= William Buckton Andrews =

Anglican clergyman

William Buckton Andrews (26 November 1829 – 2 February 1918), better known as "Canon Andrews" was an Anglican clergyman in the early days of the Colony of South Australia, where he served in the Diocese of Adelaide for over 60 years.

==History==
Andrews was born in Epping, near London, the fifth of eleven children of solicitor Richard Bullock Andrews sen. and his wife Emma Ann. Richard Bullock Andrews (1823–1884), best known as Justice Andrews of the Supreme Court of South Australia, was his eldest brother. After a few years preparing for a law degree he changed his mind and started training for the ministry at Radley College, near Oxford, though he was a sickly youth and little hope was held for his surviving long enough to take orders. His brother Richard had emigrated to South Australia in 1851, and encouraged by him, and sensing career opportunities, William and a younger brother set sail in the Norna on 27 April 1854 and arrived in Adelaide on 28 July 1854 with letters of introduction to Bishop Short from Dr. Tattam of Essex, staying with brother Richard for a few weeks.

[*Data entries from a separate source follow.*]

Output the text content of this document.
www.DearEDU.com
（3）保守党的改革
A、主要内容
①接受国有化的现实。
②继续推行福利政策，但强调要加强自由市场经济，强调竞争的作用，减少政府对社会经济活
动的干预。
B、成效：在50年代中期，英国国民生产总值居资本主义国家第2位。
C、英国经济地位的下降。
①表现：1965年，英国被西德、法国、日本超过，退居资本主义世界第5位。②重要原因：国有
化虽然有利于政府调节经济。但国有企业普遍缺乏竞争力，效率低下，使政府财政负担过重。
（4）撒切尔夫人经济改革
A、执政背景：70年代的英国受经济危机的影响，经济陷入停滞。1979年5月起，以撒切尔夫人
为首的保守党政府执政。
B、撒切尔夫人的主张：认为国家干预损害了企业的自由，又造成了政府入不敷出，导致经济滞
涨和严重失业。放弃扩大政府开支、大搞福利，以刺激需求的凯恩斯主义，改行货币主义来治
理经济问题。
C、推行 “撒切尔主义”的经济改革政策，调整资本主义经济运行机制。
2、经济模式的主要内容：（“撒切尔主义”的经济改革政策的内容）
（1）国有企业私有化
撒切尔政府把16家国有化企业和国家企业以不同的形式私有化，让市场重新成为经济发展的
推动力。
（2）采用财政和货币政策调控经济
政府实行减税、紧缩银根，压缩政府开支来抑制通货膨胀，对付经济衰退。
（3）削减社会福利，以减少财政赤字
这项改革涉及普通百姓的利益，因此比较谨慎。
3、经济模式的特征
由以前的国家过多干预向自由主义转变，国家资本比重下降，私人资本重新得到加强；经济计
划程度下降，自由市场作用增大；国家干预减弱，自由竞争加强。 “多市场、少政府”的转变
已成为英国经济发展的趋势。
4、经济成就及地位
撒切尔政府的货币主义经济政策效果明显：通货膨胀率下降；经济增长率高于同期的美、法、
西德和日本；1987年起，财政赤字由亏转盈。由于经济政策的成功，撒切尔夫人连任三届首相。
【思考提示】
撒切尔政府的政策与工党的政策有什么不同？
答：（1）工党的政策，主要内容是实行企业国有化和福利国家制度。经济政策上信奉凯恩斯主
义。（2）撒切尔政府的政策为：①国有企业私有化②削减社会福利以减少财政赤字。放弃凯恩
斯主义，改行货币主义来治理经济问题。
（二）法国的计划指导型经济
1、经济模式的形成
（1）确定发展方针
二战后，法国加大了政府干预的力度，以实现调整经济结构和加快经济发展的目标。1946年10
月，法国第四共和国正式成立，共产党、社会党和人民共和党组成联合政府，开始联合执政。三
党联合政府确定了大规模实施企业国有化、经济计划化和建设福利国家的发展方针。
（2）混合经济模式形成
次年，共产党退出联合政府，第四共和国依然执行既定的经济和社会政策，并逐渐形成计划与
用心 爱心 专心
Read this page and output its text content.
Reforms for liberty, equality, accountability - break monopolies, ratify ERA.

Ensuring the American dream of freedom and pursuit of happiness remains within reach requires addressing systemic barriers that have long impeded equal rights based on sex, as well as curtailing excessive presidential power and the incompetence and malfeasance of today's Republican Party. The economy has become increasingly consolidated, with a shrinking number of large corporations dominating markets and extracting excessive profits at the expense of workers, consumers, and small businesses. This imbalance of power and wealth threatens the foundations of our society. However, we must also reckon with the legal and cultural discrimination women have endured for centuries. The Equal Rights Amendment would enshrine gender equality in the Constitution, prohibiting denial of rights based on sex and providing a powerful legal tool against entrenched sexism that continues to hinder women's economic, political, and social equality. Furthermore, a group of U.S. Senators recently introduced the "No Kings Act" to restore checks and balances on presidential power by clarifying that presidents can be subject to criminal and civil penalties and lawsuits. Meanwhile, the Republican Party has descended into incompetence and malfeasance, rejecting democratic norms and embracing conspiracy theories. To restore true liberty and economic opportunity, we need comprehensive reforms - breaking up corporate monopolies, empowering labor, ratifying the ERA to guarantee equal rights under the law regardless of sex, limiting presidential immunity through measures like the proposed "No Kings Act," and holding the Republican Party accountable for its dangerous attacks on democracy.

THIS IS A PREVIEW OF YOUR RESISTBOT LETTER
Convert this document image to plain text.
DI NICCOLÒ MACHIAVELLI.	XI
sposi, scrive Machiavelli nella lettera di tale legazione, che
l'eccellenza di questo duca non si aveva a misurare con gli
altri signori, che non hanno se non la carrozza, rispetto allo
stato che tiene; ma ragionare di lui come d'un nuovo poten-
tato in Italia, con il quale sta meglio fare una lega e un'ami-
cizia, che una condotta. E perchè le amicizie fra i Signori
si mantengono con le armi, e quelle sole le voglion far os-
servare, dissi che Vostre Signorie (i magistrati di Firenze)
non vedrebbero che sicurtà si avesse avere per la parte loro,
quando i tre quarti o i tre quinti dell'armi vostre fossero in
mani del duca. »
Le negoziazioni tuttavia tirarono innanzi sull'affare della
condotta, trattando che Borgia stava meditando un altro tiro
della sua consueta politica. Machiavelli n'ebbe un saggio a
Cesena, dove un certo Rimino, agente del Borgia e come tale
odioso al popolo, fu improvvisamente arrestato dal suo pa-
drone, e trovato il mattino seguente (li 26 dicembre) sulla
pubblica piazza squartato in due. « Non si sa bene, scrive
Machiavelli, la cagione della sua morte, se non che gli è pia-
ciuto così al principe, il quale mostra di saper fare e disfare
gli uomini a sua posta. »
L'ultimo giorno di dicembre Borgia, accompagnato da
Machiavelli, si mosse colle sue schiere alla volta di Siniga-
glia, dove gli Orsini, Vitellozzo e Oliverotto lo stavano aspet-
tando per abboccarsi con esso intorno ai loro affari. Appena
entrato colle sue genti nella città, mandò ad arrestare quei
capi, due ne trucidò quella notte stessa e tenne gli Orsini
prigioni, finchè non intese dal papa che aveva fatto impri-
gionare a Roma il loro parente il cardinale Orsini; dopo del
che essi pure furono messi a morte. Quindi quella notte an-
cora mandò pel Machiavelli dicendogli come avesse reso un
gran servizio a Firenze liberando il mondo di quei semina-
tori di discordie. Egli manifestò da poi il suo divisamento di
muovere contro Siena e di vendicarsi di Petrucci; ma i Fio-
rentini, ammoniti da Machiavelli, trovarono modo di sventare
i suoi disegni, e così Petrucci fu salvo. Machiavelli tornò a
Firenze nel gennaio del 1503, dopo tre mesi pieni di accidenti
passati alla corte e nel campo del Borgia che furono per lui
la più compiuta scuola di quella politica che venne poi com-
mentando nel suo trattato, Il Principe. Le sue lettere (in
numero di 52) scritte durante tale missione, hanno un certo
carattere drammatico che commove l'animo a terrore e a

He began his church career as a catechist at Balhannah and Woodside, supervised by Dean Farrell, Bishop Short being absent in England. On 29 June 1855 (St. Peter's Day), he was ordained deacon in Holy Trinity church, Adelaide, by Bishop Short, and served as curate of Balhannah and Woodside under the Rev. John Fulford, of Blakiston. In 1856 he was ordained a priest and was posted to a missionary position in the South-East, serving Naracoorte, Penola, Guichen Bay, and Mount Gambier districts, which meant a lot of travel by horseback, a severe trial for one without a strong constitution. At that time, although the farms were extremely lucrative, conditions were primitive and Church facilities almost non-existent. 15 months later, Andrews was forced to relinquish his post by an attack of typhoid, and was posted to St. James' Church, Blakiston, which served both Mount Barker and Nairne, replacing Fulford.

Andrews served there for six years, then five years at St. Michael's, Mitcham, then in 1868 returned to Mount Gambier, which had become a thriving town, with a handsome church, schoolroom, and parsonage, largely thanks to the work of Dr. William Browne. He was there five years before returning to the city, to take St. Bartholomew's, Norwood in 1874. In 1881 he was made honorary Canon, and full canon of St Peter's Cathedral in 1890. He served the diocese in this capacity until his retirement in 1914. He acted as rural dean of Kensington from 1889 to 1892, and again from 1895 to 1902. From 1902 to 1907 he was rural dean of the suburbs of Adelaide.

On his retirement in 1914, he purchased a home "Wonnaminta" in Crafers, where he died.

==Family==
Andrews married Barbara Smith (8 November 1829 – 12 May 1912) at Comaum station on 30 December 1857 during his first stint in the South-East. Their children were:
- William Wallace Andrews (28 May 1859 – 1924), assistant engineer for railway construction, South Australian Railways
- Emma Mary Andrews (8 October 1860 – 1920) nursed her father until his death
- Alice Margaret (9 February 1862 – ) married Louis Giles (1845–1902), of Medindie, son of William Giles, on 26 November 1884.
- John Dugald Andrews (9 September 1863 – 12 October 1916), R.N.R., commander of the P. & O. liner Morea; died at sea.
- Barbara Campbell Andrews (2 July 1866 – ) married the Rev. Arthur Nutting, of Port Augusta
- Richard Bullock Andrews (29 May 1868 – November 1954) a legal practitioner of Western Australia

==Recognition==
- In 1893 a special week-night service was held to commemorate his silver jubilee, when his old friend Archdeacon Dove, preached.
- On 1 October 1914 a valedictory service was held to honour him and his long and dedicated service. A stained glass window in St. Bartholomew's commemorates his ministry there.